Nah ternyata tas Longchamp model ini juga bak kacang goreng di Indonesia. (Wah orang Indo makmur donk bisa beli tas ini? ) Eit tunggu dulu, tas "kembaran" Longchamp ini di Indonesia dibandrol dengan kisaran harga 80.000 - 125.000 rupiah saja, beuh murah kan.... Ya jelas tas ini merupakan hasil karya cipta tiruan dari Longchamp. Tapi bener-bener tas ini seperti asli loh. (Ko, kamu tau sih Put?)
Kenapa saya bisa bilang begitu? karena kebetulan Alhamdulillah, rezeki deh saya punya satu tas original Longchamp model ini (weeits kaya bener lo, Put). Yeee, ini tas gak dibeli pake uang sendiri ko. Alhamdulillah rezeki HADIAH perpisahan saat balik ke Indo dari salah seorang orang tua murid yang anaknya saya ajarin ngaji di Singapore *senyum lebar, Makasih banyak ya Mba :")
Nah, ternyata beda tas original dan tiruan ini cuma terletak di dalam si tas itu. Saya juga taunya dari pembahasan di blog
sini sih. Pokoknya tidak terlihat nampak bedanya kalo dari luar, hihi.
Oke cukup soal intro tas aspal tadi, sekarang kita masuk ke pembahasan utama. Sebenernya yang mau saya bahas adalah maraknya citra-citra negatif yang sedang dibuat oleh media terhadap seseorang yang saya kenal. Tau kan kasus insiden bantuan kampanye-nya bu Wiwi (Wirianingsih)? (ayok coba di googling). Saya yang emang pernah seperjalanan sama beliau jelas aja gak percaya gitu sama berita tersebut. Apa iya bu Wiwi setega itu ya memanfaatkan korban banjir untuk kampanye?
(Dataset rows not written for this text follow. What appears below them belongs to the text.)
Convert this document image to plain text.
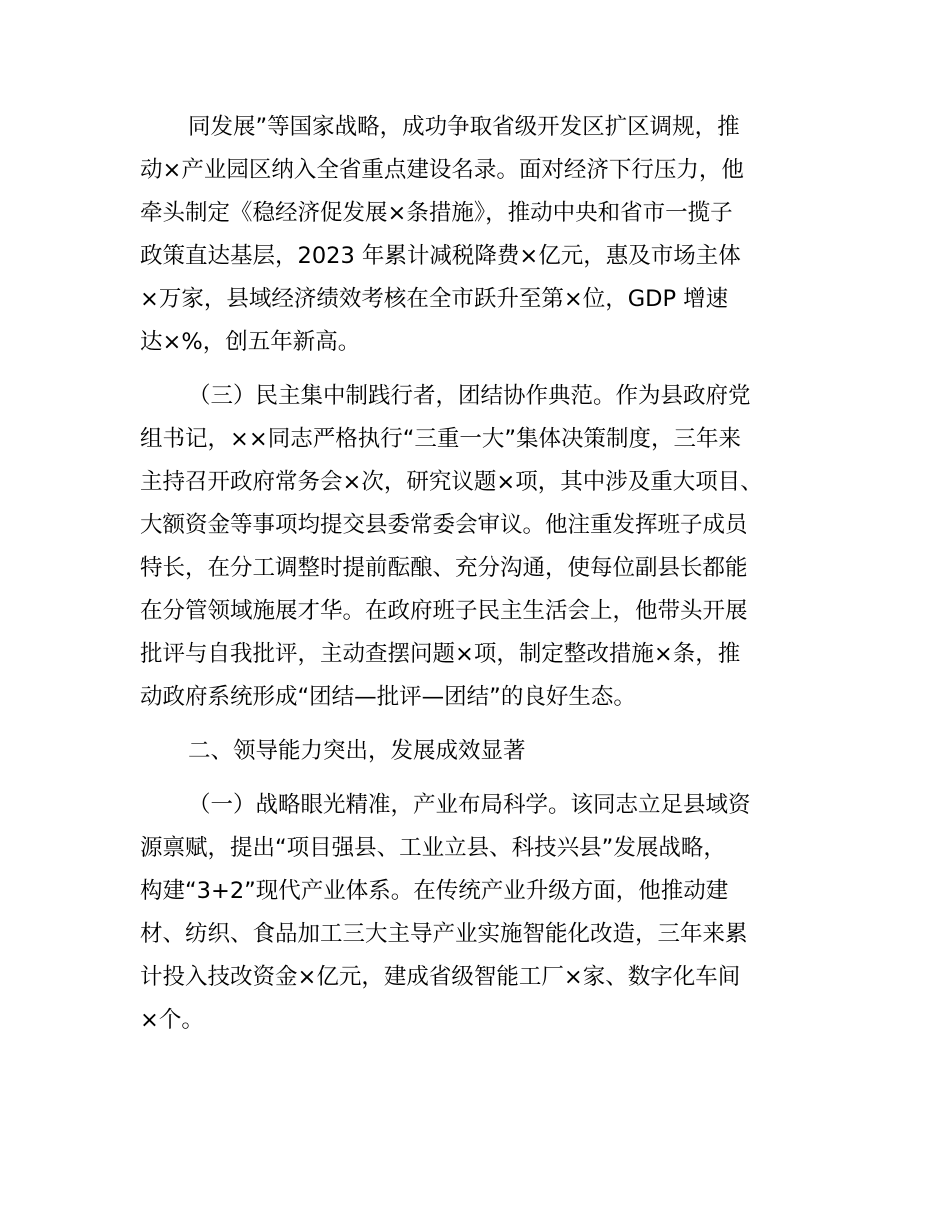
同发展”等国家战略，成功争取省级开发区扩区调规，推
动×产业园区纳入全省重点建设名录。面对经济下行压力，他
牵头制定《稳经济促发展×条措施》，推动中央和省市一揽子
政策直达基层，2023 年累计减税降费×亿元，惠及市场主体
×万家，县域经济绩效考核在全市跃升至第×位，GDP 增速
达×%，创五年新高。
（三）民主集中制践行者，团结协作典范。作为县政府党
组书记，××同志严格执行“三重一大”集体决策制度，三年来
主持召开政府常务会×次，研究议题×项，其中涉及重大项目、
大额资金等事项均提交县委常委会审议。他注重发挥班子成员
特长，在分工调整时提前酝酿、充分沟通，使每位副县长都能
在分管领域施展才华。在政府班子民主生活会上，他带头开展
批评与自我批评，主动查摆问题×项，制定整改措施×条，推
动政府系统形成“团结—批评—团结”的良好生态。
二、领导能力突出，发展成效显著
（一）战略眼光精准，产业布局科学。该同志立足县域资
源禀赋，提出“项目强县、工业立县、科技兴县”发展战略，
构建“3+2”现代产业体系。在传统产业升级方面，他推动建
材、纺织、食品加工三大主导产业实施智能化改造，三年来累
计投入技改资金×亿元，建成省级智能工厂×家、数字化车间
×个。
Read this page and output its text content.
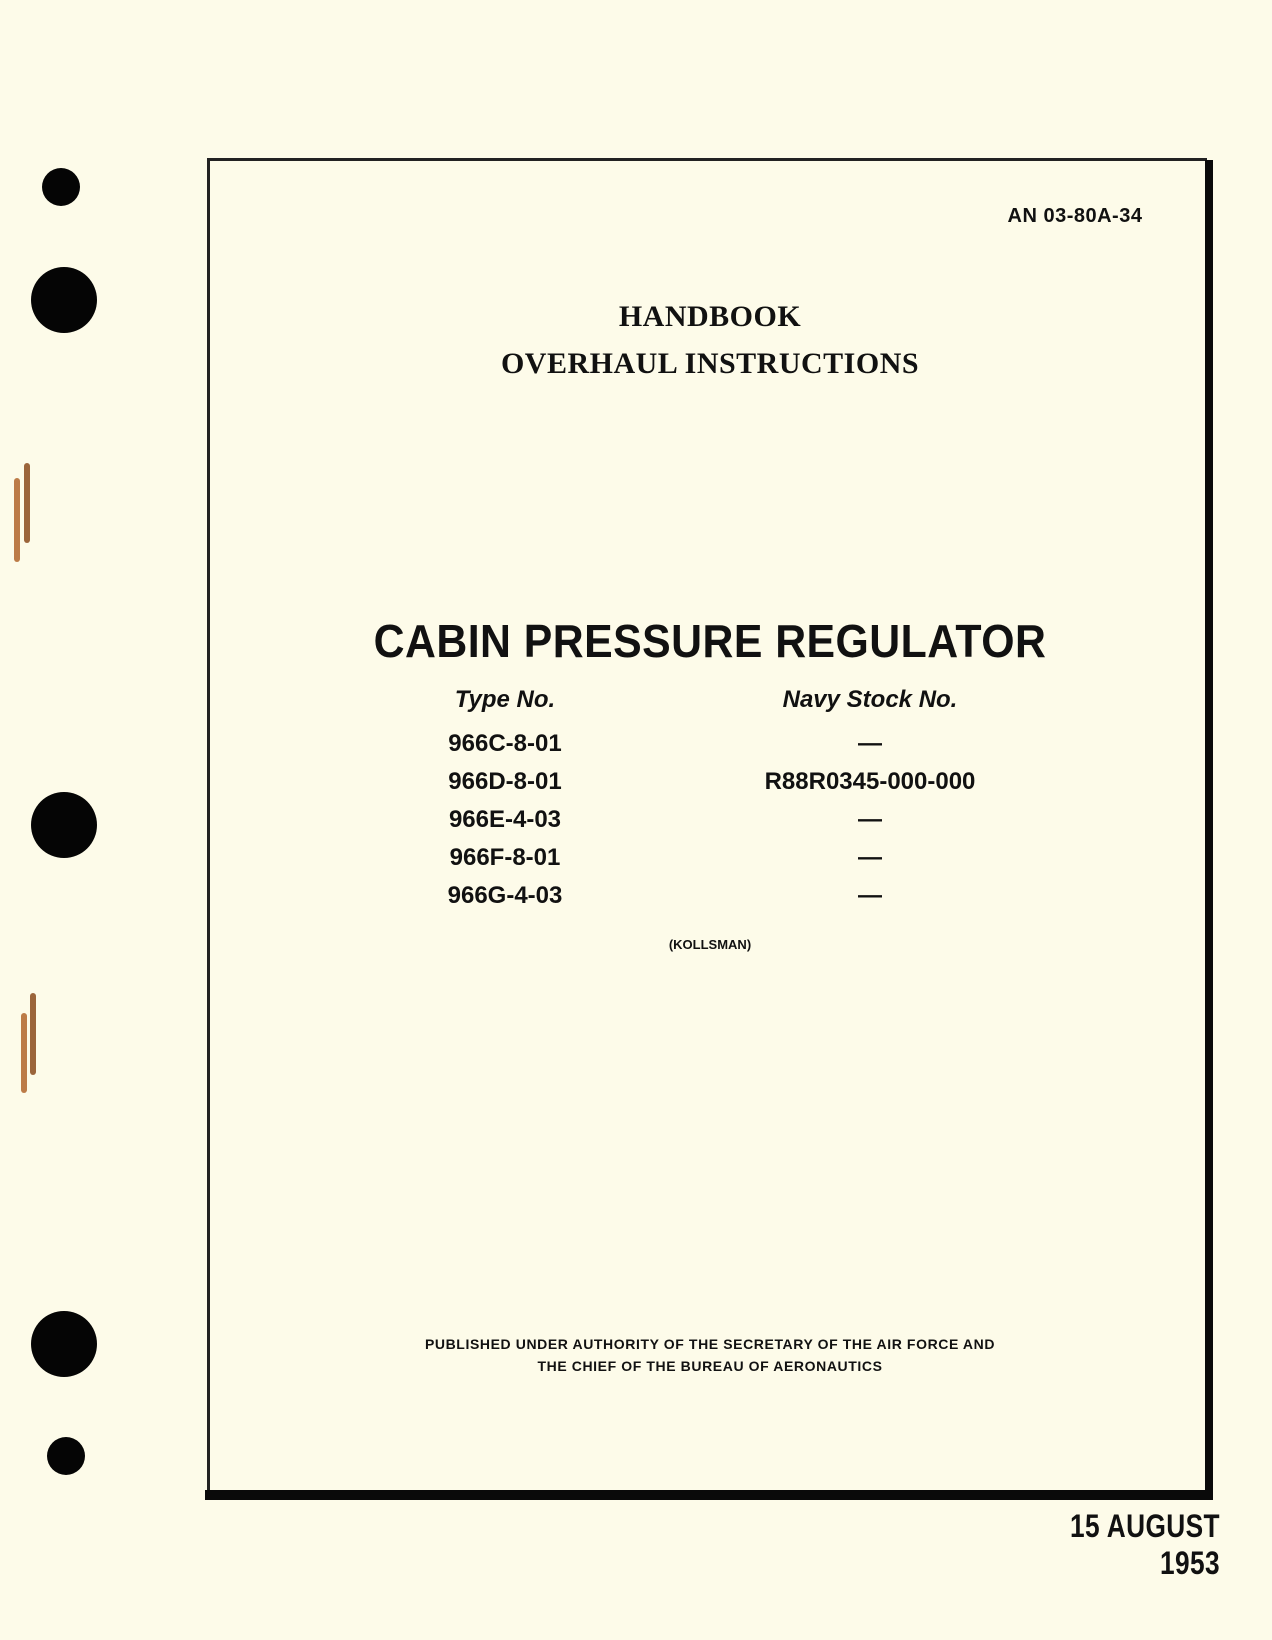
AN 03-80A-34
HANDBOOK
OVERHAUL INSTRUCTIONS
CABIN PRESSURE REGULATOR
Type No.	Navy Stock No.
966C-8-01	—
966D-8-01	R88R0345-000-000
966E-4-03	—
966F-8-01	—
966G-4-03	—
(KOLLSMAN)
PUBLISHED UNDER AUTHORITY OF THE SECRETARY OF THE AIR FORCE AND
THE CHIEF OF THE BUREAU OF AERONAUTICS
15 AUGUST 1953
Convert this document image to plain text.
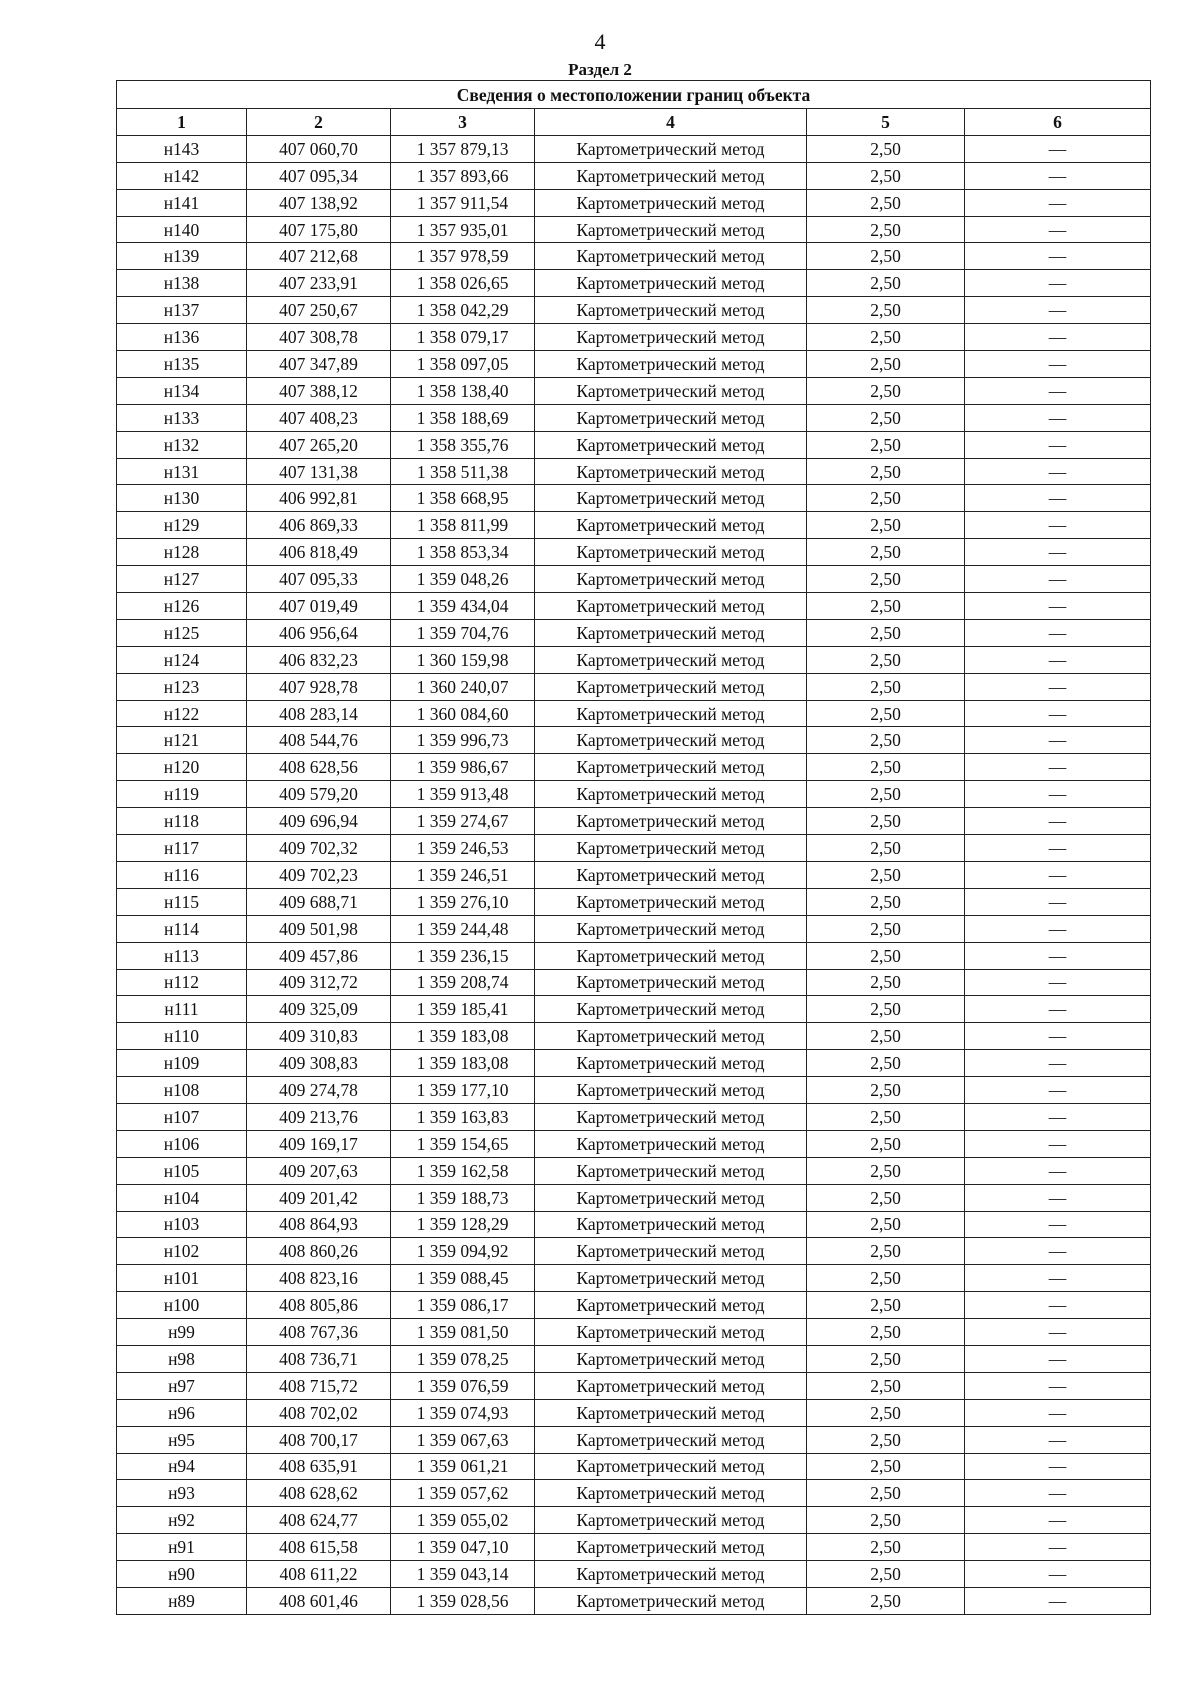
4
Раздел 2
Сведения о местоположении границ объекта					
1	2	3	4	5	6
н143	407 060,70	1 357 879,13	Картометрический метод	2,50	—
н142	407 095,34	1 357 893,66	Картометрический метод	2,50	—
н141	407 138,92	1 357 911,54	Картометрический метод	2,50	—
н140	407 175,80	1 357 935,01	Картометрический метод	2,50	—
н139	407 212,68	1 357 978,59	Картометрический метод	2,50	—
н138	407 233,91	1 358 026,65	Картометрический метод	2,50	—
н137	407 250,67	1 358 042,29	Картометрический метод	2,50	—
н136	407 308,78	1 358 079,17	Картометрический метод	2,50	—
н135	407 347,89	1 358 097,05	Картометрический метод	2,50	—
н134	407 388,12	1 358 138,40	Картометрический метод	2,50	—
н133	407 408,23	1 358 188,69	Картометрический метод	2,50	—
н132	407 265,20	1 358 355,76	Картометрический метод	2,50	—
н131	407 131,38	1 358 511,38	Картометрический метод	2,50	—
н130	406 992,81	1 358 668,95	Картометрический метод	2,50	—
н129	406 869,33	1 358 811,99	Картометрический метод	2,50	—
н128	406 818,49	1 358 853,34	Картометрический метод	2,50	—
н127	407 095,33	1 359 048,26	Картометрический метод	2,50	—
н126	407 019,49	1 359 434,04	Картометрический метод	2,50	—
н125	406 956,64	1 359 704,76	Картометрический метод	2,50	—
н124	406 832,23	1 360 159,98	Картометрический метод	2,50	—
н123	407 928,78	1 360 240,07	Картометрический метод	2,50	—
н122	408 283,14	1 360 084,60	Картометрический метод	2,50	—
н121	408 544,76	1 359 996,73	Картометрический метод	2,50	—
н120	408 628,56	1 359 986,67	Картометрический метод	2,50	—
н119	409 579,20	1 359 913,48	Картометрический метод	2,50	—
н118	409 696,94	1 359 274,67	Картометрический метод	2,50	—
н117	409 702,32	1 359 246,53	Картометрический метод	2,50	—
н116	409 702,23	1 359 246,51	Картометрический метод	2,50	—
н115	409 688,71	1 359 276,10	Картометрический метод	2,50	—
н114	409 501,98	1 359 244,48	Картометрический метод	2,50	—
н113	409 457,86	1 359 236,15	Картометрический метод	2,50	—
н112	409 312,72	1 359 208,74	Картометрический метод	2,50	—
н111	409 325,09	1 359 185,41	Картометрический метод	2,50	—
н110	409 310,83	1 359 183,08	Картометрический метод	2,50	—
н109	409 308,83	1 359 183,08	Картометрический метод	2,50	—
н108	409 274,78	1 359 177,10	Картометрический метод	2,50	—
н107	409 213,76	1 359 163,83	Картометрический метод	2,50	—
н106	409 169,17	1 359 154,65	Картометрический метод	2,50	—
н105	409 207,63	1 359 162,58	Картометрический метод	2,50	—
н104	409 201,42	1 359 188,73	Картометрический метод	2,50	—
н103	408 864,93	1 359 128,29	Картометрический метод	2,50	—
н102	408 860,26	1 359 094,92	Картометрический метод	2,50	—
н101	408 823,16	1 359 088,45	Картометрический метод	2,50	—
н100	408 805,86	1 359 086,17	Картометрический метод	2,50	—
н99	408 767,36	1 359 081,50	Картометрический метод	2,50	—
н98	408 736,71	1 359 078,25	Картометрический метод	2,50	—
н97	408 715,72	1 359 076,59	Картометрический метод	2,50	—
н96	408 702,02	1 359 074,93	Картометрический метод	2,50	—
н95	408 700,17	1 359 067,63	Картометрический метод	2,50	—
н94	408 635,91	1 359 061,21	Картометрический метод	2,50	—
н93	408 628,62	1 359 057,62	Картометрический метод	2,50	—
н92	408 624,77	1 359 055,02	Картометрический метод	2,50	—
н91	408 615,58	1 359 047,10	Картометрический метод	2,50	—
н90	408 611,22	1 359 043,14	Картометрический метод	2,50	—
н89	408 601,46	1 359 028,56	Картометрический метод	2,50	—
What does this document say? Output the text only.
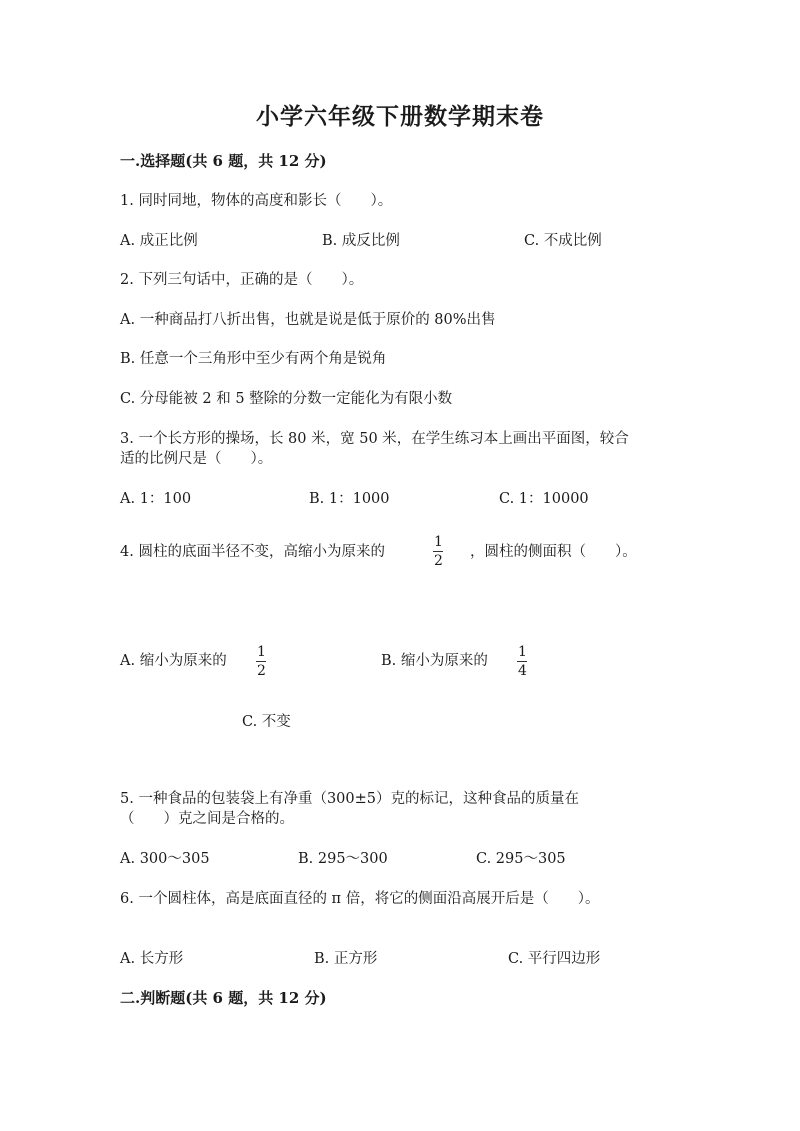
小学六年级下册数学期末卷
一.选择题(共 6 题，共 12 分)
1. 同时同地，物体的高度和影长（　　）。
A. 成正比例	B. 成反比例	C. 不成比例
2. 下列三句话中，正确的是（　　）。
A. 一种商品打八折出售，也就是说是低于原价的 80%出售
B. 任意一个三角形中至少有两个角是锐角
C. 分母能被 2 和 5 整除的分数一定能化为有限小数
3. 一个长方形的操场，长 80 米，宽 50 米，在学生练习本上画出平面图，较合
适的比例尺是（　　）。
A. 1：100	B. 1：1000	C. 1：10000
4. 圆柱的底面半径不变，高缩小为原来的
1
2
，圆柱的侧面积（　　）。
A. 缩小为原来的
1
2
B. 缩小为原来的
1
4
C. 不变
5. 一种食品的包装袋上有净重（300±5）克的标记，这种食品的质量在
（　　）克之间是合格的。
A. 300～305	B. 295～300	C. 295～305
6. 一个圆柱体，高是底面直径的 π 倍，将它的侧面沿高展开后是（　　）。
A. 长方形	B. 正方形	C. 平行四边形
二.判断题(共 6 题，共 12 分)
Sampai akhirnya muncullah konfirmasi yang diposting oleh anak menantunya, yang kebetulan temen seangkatan saya di UI (bisa dilihat di senjaya.net, bagian keluarga, judulnya
ibu kalo ga salah). Huuff, lega melihat penjelasan seperti itu.
Yaiyalah, sepersaksian saya ketika menemani saat beliau selama tiga hari berada di Singapur (waktu itu diundang sama Ikatan Muslim Indonesia di Singapura buat ceramah di KBRI), sikap dan perilaku beliau selalu membuat saya malu saat membersamainya (maksudnya pribadi bu Wiwi yang Masya Allah keren banget jadi ngebuat saya malu gak bisa berperilaku seperti itu padahal saya masih muda, hiks).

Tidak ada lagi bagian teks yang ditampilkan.